Measure activities and performance so
everyone can see meaningful progress. But do it with great care. Adding an
extra set of data points to an underground shaft mechanic because an SRI
analyst in London wishes to see that information is not actually helping
anyone. Keep it simple. Keep it easy. Keep it safe.
Focus managers, supervisors and staff on the hazards and risks, not the figures.
Don’t just count; analyse
We all collect staggering amounts of HSE
data for some reason. Very, very few of us actually analyse that data using the
wealth of statistical and methodological tools available.
Rather then drown in the numbers, make them work for you, as they may surprise you.
The management of every aspect of safety, occupational health and hygiene, environmental protection and community relations is ultimately about people making decisions based on their experience, their training, their competence and their ability to spot and cope with hazards and risks.

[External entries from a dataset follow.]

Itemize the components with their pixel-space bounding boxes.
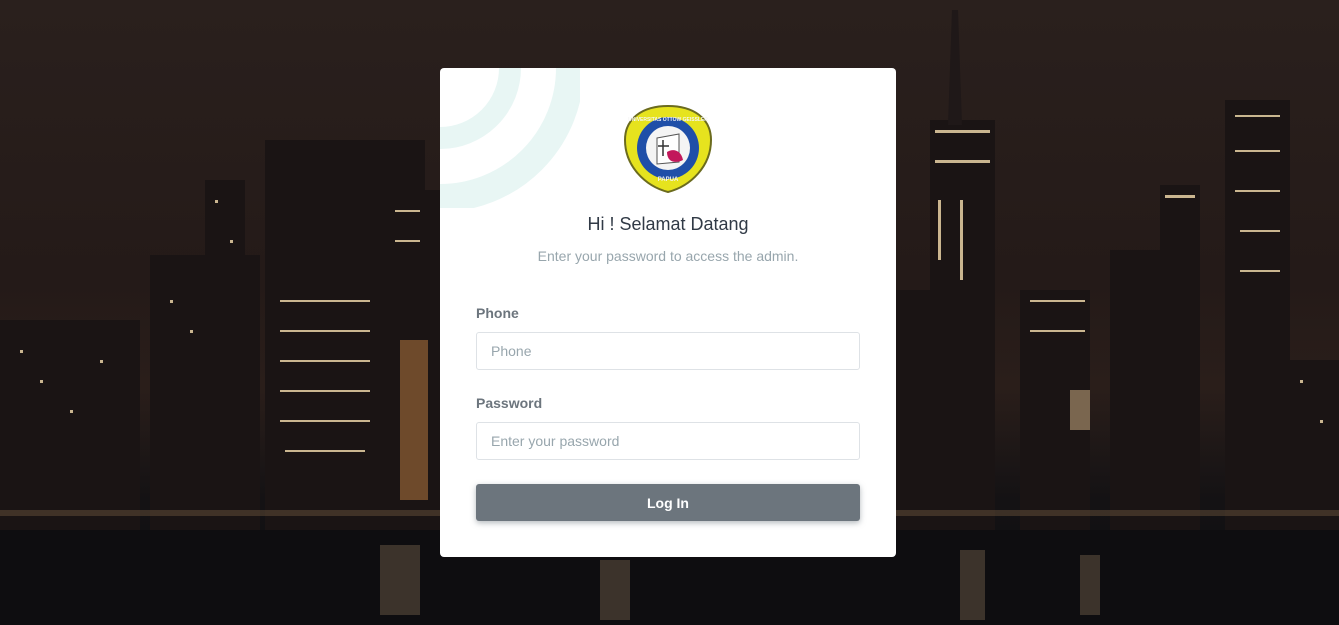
login-button[interactable]: Log In bbox=[476, 484, 860, 521]
page-title: Hi ! Selamat Datang bbox=[587, 214, 749, 234]
phone-input[interactable] bbox=[476, 332, 860, 370]
password-label: Password bbox=[476, 395, 543, 411]
password-input[interactable] bbox=[476, 422, 860, 460]
logo-bottom-text: PAPUA bbox=[658, 177, 679, 183]
decorative-arcs bbox=[440, 68, 580, 208]
logo-top-text: UNIVERSITAS OTTOW GEISSLER bbox=[628, 117, 708, 123]
login-card: UNIVERSITAS OTTOW GEISSLER PAPUA Hi ! Se… bbox=[440, 68, 896, 557]
university-logo: UNIVERSITAS OTTOW GEISSLER PAPUA bbox=[623, 104, 713, 194]
page-subtitle: Enter your password to access the admin. bbox=[537, 248, 799, 264]
phone-label: Phone bbox=[476, 305, 519, 321]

It is notable that some of the big leaders in HSE performance are stressing simple or golden rules as a replacement for volumes of procedures in the hearts and minds of operational staff particularly, and the back-to-basics approach is certainly in fashion. The twelve interventions listed above do not form a system or a process for managing safety, but they might provide guidance or inspiration for some people looking for a new approach to old problems.
There is, of course, no ‘quick-fix safety’ but neither is safety managed by over-indulgent focus on indicators, whether lagging or leading: it’s about people, it’s about hazards, it’s about decisions.